Al via la seconda edizione del Premio Immagini Amiche

Una pubblicità può e deve essere efficace senza sfruttare l’immagine della donna, senza abusare di vecchi stereotipi sul corpo femminile. Il Premio Immagini Amiche nasce per valorizzare la comunicazione per immagini che non abusa del corpo delle donne e, allo stesso tempo, è efficace come messaggio pubblicitario.L’iniziativa è promossa  dal Parlamento Europeo e dall’Unione Donne Italiane e intende contrastare la tendenza di televisione e pubblicità ad abusare dell’immagine delle donne, valorizzando invece una comunicazione che,  al di là degli stereotipi, veicoli messaggi creativi positivi. Il premio viene promosso e appoggiato dal Consumers’ Forum. Spiega il presidente Sergio Veroli: “Consumers’ Forum, in linea con l’iniziativa del Parlamento Europeo e dell’UDI, si impegna nella Carta degli impegni, a favorire spazi di dialogo e riflessione tra operatori di pubblicità, aziende, consumatori e Autorità di vigilanza al fine di salvaguardare il corretto richiamo all’immagine della donna”.

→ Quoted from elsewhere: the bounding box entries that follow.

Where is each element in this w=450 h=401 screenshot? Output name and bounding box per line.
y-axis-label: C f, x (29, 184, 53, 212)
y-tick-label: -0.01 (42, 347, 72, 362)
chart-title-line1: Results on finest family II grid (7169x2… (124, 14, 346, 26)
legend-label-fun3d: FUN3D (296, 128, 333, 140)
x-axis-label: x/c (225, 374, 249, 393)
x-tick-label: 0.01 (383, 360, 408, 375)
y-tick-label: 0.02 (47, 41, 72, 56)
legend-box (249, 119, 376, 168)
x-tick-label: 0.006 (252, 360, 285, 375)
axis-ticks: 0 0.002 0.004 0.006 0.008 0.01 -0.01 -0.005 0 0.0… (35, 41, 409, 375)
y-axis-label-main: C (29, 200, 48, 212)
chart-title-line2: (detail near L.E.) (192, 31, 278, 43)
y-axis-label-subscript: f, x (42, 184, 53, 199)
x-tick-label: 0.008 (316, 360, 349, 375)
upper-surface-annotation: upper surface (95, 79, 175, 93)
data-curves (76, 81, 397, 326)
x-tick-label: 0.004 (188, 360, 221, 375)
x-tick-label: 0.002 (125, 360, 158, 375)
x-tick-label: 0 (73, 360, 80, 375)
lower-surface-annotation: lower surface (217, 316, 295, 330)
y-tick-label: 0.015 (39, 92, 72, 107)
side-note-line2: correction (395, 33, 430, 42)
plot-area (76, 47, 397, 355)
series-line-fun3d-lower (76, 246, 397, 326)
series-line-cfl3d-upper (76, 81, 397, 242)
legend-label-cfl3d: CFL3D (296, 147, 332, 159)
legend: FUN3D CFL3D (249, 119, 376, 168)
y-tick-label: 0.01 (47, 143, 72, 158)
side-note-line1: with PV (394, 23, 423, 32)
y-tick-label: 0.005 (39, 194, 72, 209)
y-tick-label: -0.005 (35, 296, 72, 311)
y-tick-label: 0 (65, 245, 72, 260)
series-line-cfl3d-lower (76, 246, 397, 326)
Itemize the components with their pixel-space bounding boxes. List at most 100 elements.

Il premio Immagini Amiche, che si svolge sotto l’Alto patronato del presidente della Repubblica e si avvale del partenariato della Commissione europea e del Ministero per le Pari Opportunità, è ispirato alla risoluzione del Parlamento Europeo, votata il 3 Settembre 2008, sull’impatto del marketing e della pubblicità sulla parità fra donne e uomini, e ha l’obiettivo di stimolare pubblicitari e aziende committenti a una creatività socialmente responsabile.

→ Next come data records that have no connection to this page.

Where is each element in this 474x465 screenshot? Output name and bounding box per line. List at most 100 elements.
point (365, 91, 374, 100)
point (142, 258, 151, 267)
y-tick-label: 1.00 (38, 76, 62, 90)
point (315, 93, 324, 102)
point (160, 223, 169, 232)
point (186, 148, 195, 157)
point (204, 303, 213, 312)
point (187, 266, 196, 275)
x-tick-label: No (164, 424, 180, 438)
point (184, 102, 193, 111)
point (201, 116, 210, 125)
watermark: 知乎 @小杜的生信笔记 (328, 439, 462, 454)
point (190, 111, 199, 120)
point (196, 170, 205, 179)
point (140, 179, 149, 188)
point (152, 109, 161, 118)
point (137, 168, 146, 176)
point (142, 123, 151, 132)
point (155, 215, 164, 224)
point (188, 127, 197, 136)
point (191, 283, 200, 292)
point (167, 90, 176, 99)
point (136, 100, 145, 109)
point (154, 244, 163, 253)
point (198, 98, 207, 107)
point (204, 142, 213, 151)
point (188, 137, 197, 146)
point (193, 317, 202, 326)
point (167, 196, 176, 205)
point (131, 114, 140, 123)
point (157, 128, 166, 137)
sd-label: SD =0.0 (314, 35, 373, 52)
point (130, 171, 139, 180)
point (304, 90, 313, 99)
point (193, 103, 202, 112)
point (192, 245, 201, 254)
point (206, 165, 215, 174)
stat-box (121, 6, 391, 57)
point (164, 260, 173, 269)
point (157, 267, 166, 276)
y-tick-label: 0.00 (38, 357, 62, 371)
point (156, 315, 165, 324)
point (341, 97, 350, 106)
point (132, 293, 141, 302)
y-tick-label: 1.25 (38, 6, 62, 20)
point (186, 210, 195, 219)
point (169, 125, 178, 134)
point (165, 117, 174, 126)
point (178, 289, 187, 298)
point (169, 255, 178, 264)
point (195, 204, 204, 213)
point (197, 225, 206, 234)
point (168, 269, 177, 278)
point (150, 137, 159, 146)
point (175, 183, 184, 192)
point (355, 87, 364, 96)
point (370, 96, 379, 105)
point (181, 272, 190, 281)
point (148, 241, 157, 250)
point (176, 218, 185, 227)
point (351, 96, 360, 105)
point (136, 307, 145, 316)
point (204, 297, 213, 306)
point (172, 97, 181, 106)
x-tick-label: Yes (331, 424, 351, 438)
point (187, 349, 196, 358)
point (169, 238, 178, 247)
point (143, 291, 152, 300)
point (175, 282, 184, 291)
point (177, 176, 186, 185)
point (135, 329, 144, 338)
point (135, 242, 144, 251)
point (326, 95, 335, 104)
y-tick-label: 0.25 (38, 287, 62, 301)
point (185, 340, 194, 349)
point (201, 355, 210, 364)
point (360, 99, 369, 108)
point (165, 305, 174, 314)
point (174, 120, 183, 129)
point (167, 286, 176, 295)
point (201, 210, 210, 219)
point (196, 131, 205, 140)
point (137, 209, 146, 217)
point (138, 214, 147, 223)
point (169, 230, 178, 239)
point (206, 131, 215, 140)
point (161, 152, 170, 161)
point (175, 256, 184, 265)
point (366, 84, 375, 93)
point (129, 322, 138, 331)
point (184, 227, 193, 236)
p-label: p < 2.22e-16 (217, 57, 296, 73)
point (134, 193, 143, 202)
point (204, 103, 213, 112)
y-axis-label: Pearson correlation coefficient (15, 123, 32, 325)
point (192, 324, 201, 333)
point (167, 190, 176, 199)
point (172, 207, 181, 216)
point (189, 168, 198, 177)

La partecipazione al premio è libera e gratuita per chiunque: basta andare sul sito www.premioimmaginiamiche.it entro il 31 gennaio e segnalare, compilando l’apposito modulo, l’immagine che si vorrebbe veder premiata. L’iscrizione è divisa in cinque sezioni: pubblicità televisiva, pubblicità stampata, affissioni, programmi televisivi e da quest’anno anche siti web. In base alle segnalazioni pervenute la Giuria opererà una prima selezione che darà vita a una rosa di dieci titoli per ogni sezione. Su questa short list deciderà la Giuria, ma anche il popolo del web potrà esprimere il suo giudizio attraverso una votazione online che darà luogo a una menzione speciale. Un premio, inoltre, verrà  attribuito per i lavori dei giovani fra i 18 e i 20 anni che frequentano l’ultimo anno di scuola di design, arte, pubblicità.

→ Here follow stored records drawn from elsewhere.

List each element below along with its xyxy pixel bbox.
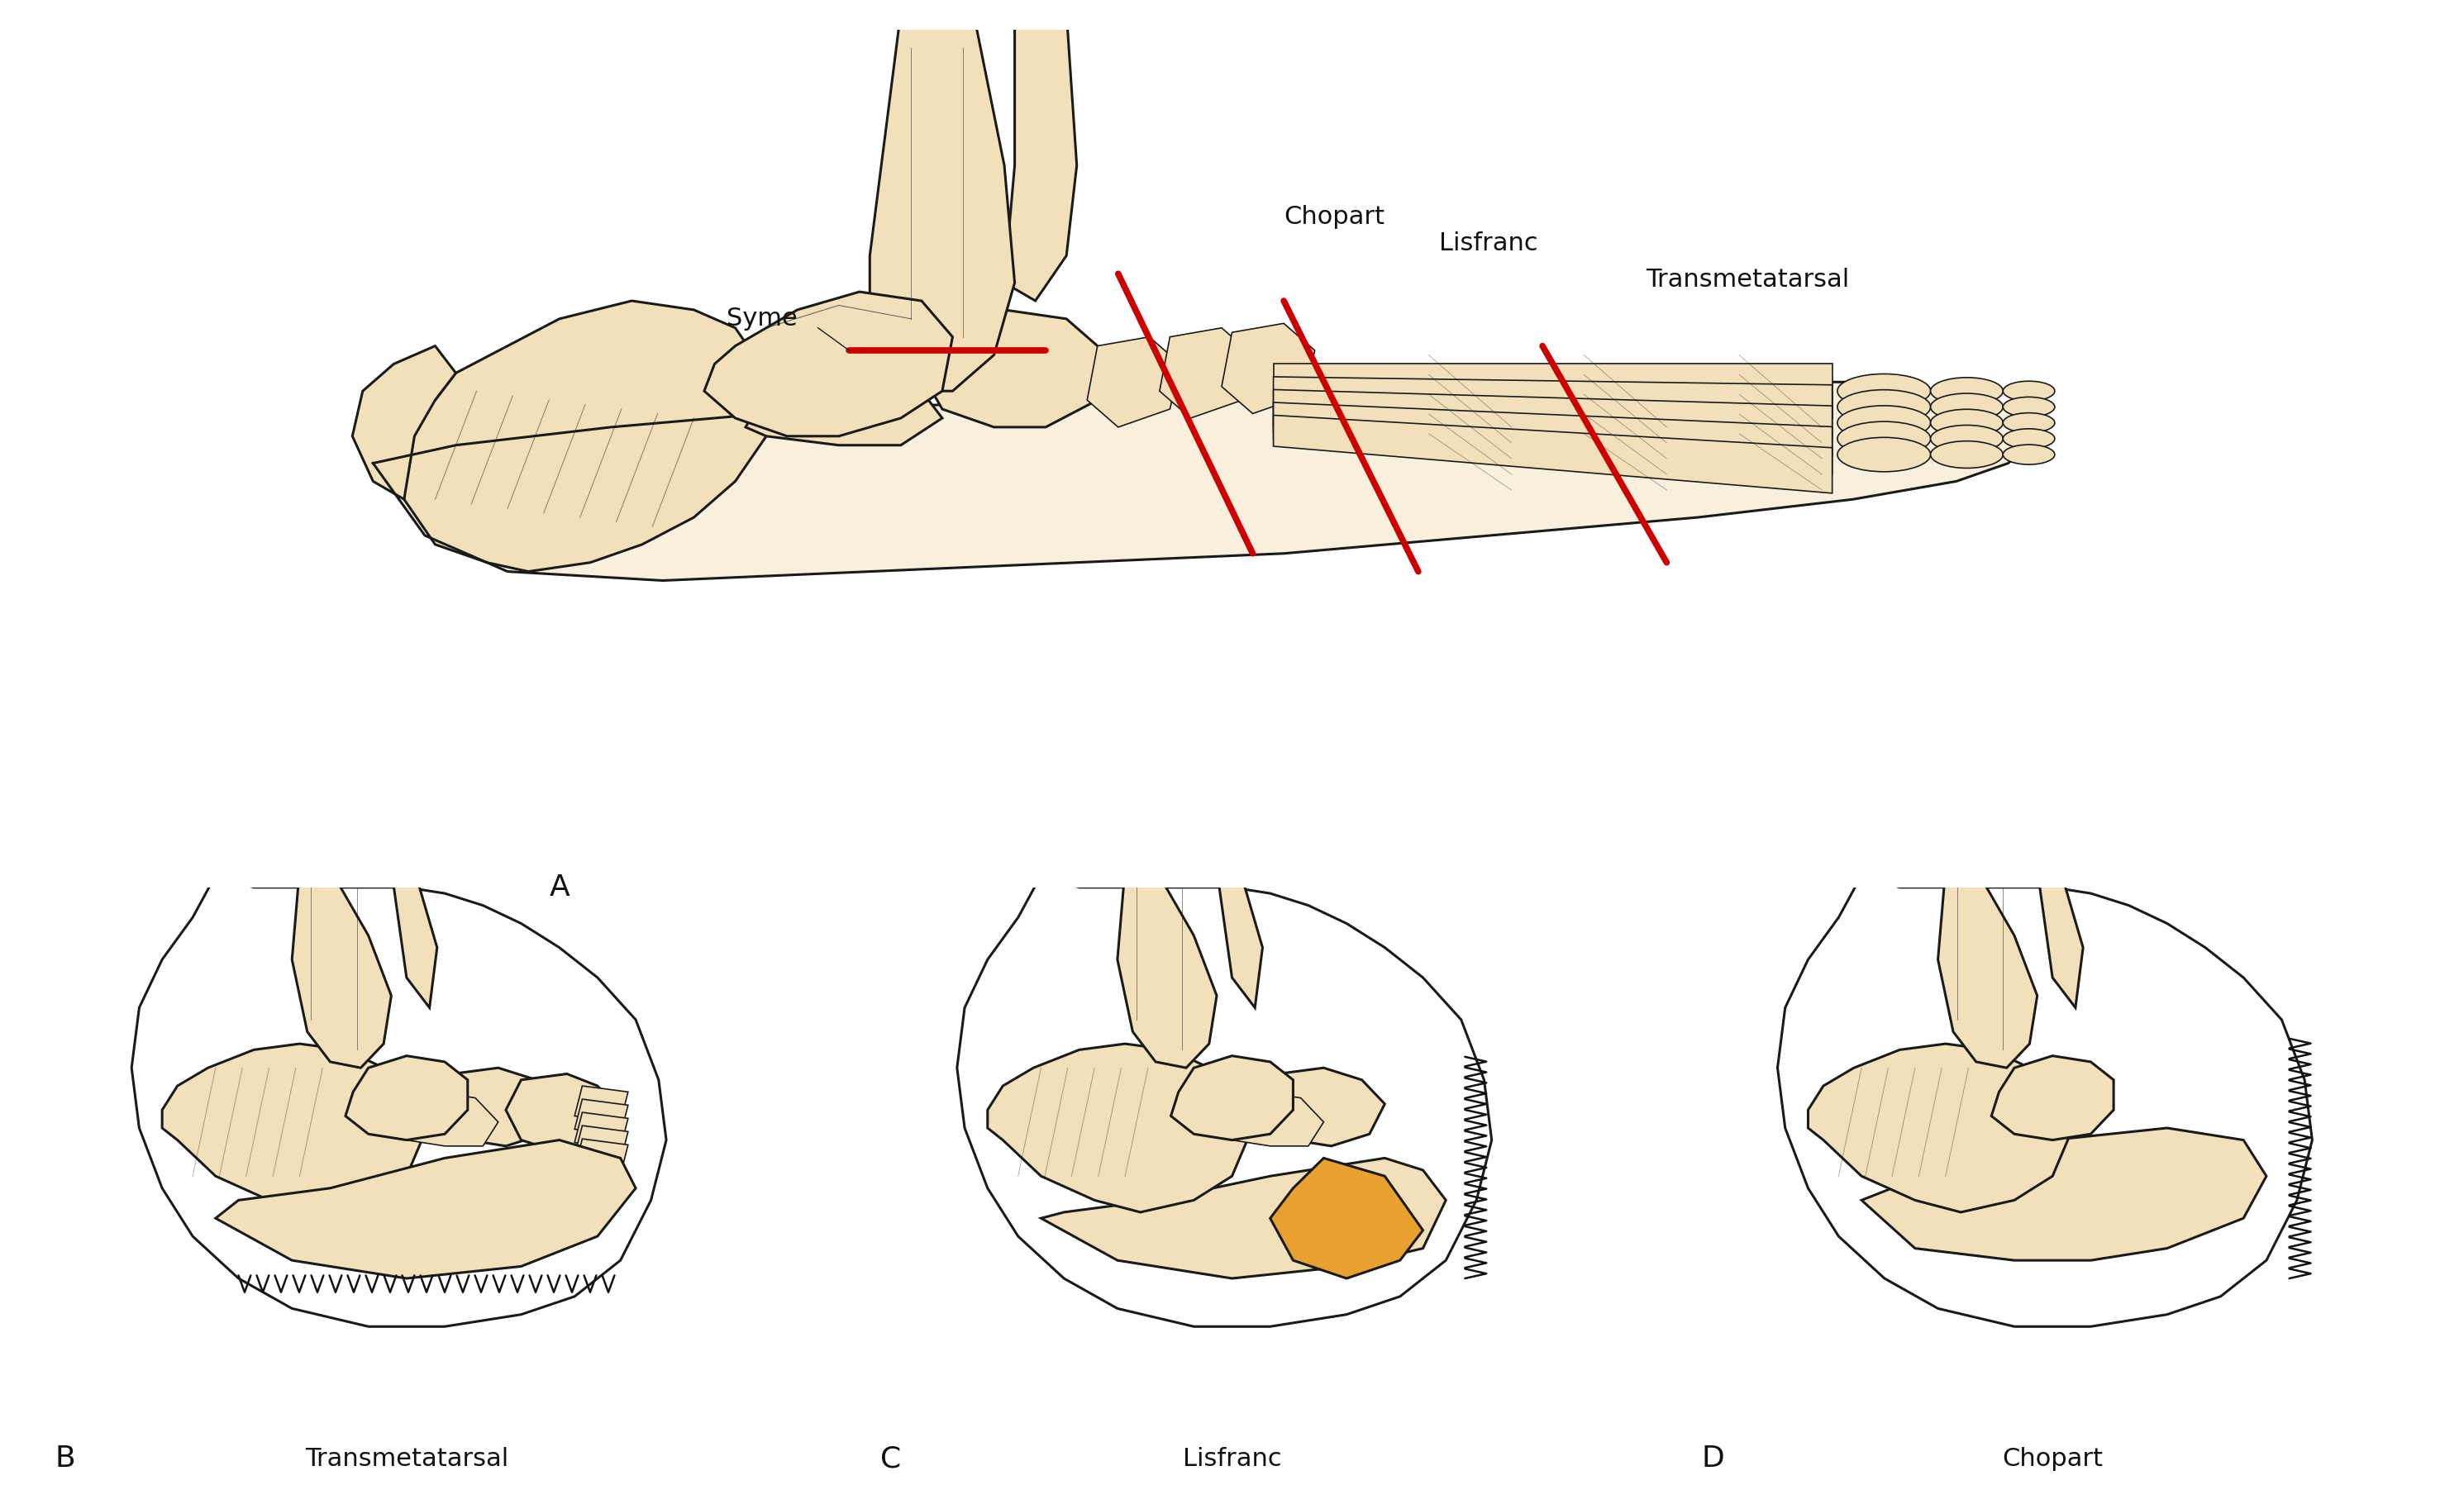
Polygon shape	[574, 1139, 628, 1175]
Polygon shape	[352, 346, 456, 499]
Polygon shape	[1274, 403, 1833, 474]
Polygon shape	[163, 1044, 421, 1212]
Text: Chopart: Chopart	[1284, 205, 1385, 229]
Text: C: C	[880, 1445, 902, 1472]
Text: Transmetatarsal: Transmetatarsal	[1646, 268, 1850, 292]
Ellipse shape	[1932, 441, 2003, 468]
Polygon shape	[1161, 328, 1252, 418]
Ellipse shape	[2003, 429, 2055, 448]
Polygon shape	[372, 382, 2040, 581]
Polygon shape	[1777, 875, 2311, 1327]
Polygon shape	[345, 1056, 468, 1140]
Polygon shape	[1274, 415, 1833, 493]
Polygon shape	[446, 1068, 559, 1146]
Polygon shape	[574, 1125, 628, 1161]
Text: A: A	[549, 874, 569, 901]
Polygon shape	[1939, 869, 2038, 1068]
Polygon shape	[1274, 390, 1833, 456]
Polygon shape	[574, 1086, 628, 1122]
Polygon shape	[1087, 337, 1180, 427]
Ellipse shape	[1838, 421, 1932, 456]
Polygon shape	[705, 292, 954, 436]
Text: Transmetatarsal: Transmetatarsal	[306, 1447, 508, 1471]
Ellipse shape	[1932, 426, 2003, 453]
Polygon shape	[392, 869, 436, 1008]
Polygon shape	[1274, 378, 1833, 436]
Ellipse shape	[1838, 374, 1932, 408]
Polygon shape	[1274, 364, 1833, 418]
Text: Lisfranc: Lisfranc	[1439, 232, 1538, 256]
Ellipse shape	[2003, 397, 2055, 417]
Polygon shape	[870, 12, 1015, 391]
Text: Syme: Syme	[727, 307, 798, 331]
Polygon shape	[1040, 1158, 1446, 1278]
Polygon shape	[574, 1099, 628, 1136]
Polygon shape	[988, 1044, 1247, 1212]
Polygon shape	[2038, 869, 2082, 1008]
Text: Lisfranc: Lisfranc	[1183, 1447, 1281, 1471]
Polygon shape	[131, 875, 665, 1327]
Polygon shape	[1217, 1092, 1323, 1146]
Polygon shape	[574, 1113, 628, 1149]
Polygon shape	[1116, 869, 1217, 1068]
Ellipse shape	[1932, 409, 2003, 436]
Polygon shape	[922, 310, 1109, 427]
Polygon shape	[392, 1092, 498, 1146]
Polygon shape	[505, 1074, 621, 1152]
Polygon shape	[747, 382, 941, 445]
Polygon shape	[1991, 1056, 2114, 1140]
Ellipse shape	[1838, 390, 1932, 424]
Polygon shape	[1217, 869, 1262, 1008]
Polygon shape	[956, 875, 1491, 1327]
Ellipse shape	[2003, 381, 2055, 402]
Ellipse shape	[1838, 438, 1932, 472]
Ellipse shape	[2003, 445, 2055, 465]
Text: D: D	[1700, 1445, 1725, 1472]
Polygon shape	[293, 869, 392, 1068]
Ellipse shape	[1932, 394, 2003, 421]
Polygon shape	[1863, 1128, 2267, 1260]
Polygon shape	[404, 301, 766, 572]
Polygon shape	[1222, 323, 1316, 414]
Polygon shape	[1271, 1158, 1424, 1278]
Text: B: B	[54, 1445, 76, 1472]
Polygon shape	[1170, 1056, 1294, 1140]
Polygon shape	[1005, 12, 1077, 301]
Ellipse shape	[2003, 414, 2055, 433]
Ellipse shape	[1838, 406, 1932, 441]
Polygon shape	[1271, 1068, 1385, 1146]
Text: Chopart: Chopart	[2003, 1447, 2102, 1471]
Polygon shape	[217, 1140, 636, 1278]
Polygon shape	[1809, 1044, 2067, 1212]
Ellipse shape	[1932, 378, 2003, 405]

Afferma il presidente del Premio Daniela Brancati: “Lo scopo è quello di promuovere una comunicazione socialmente responsabile. Quando solleviamo delle critiche ad alcune pubblicità o trasmissioni lesive per le donne, la risposta che ci viene data è sempre la stessa: “però funzionano”. Ecco, questo premio vuole proprio dimostrare che certe immagini non funzionano e che altre funzionano molto meglio. Infatti, noi non premieremo mai una cattiva pubblicità o una brutta trasmissione solo perché rispettose, ma un’ efficace pubblicità e una bella trasmissione che per essere tali non devono necessariamente fornire un’immagine stereotipata e negativa della donna”.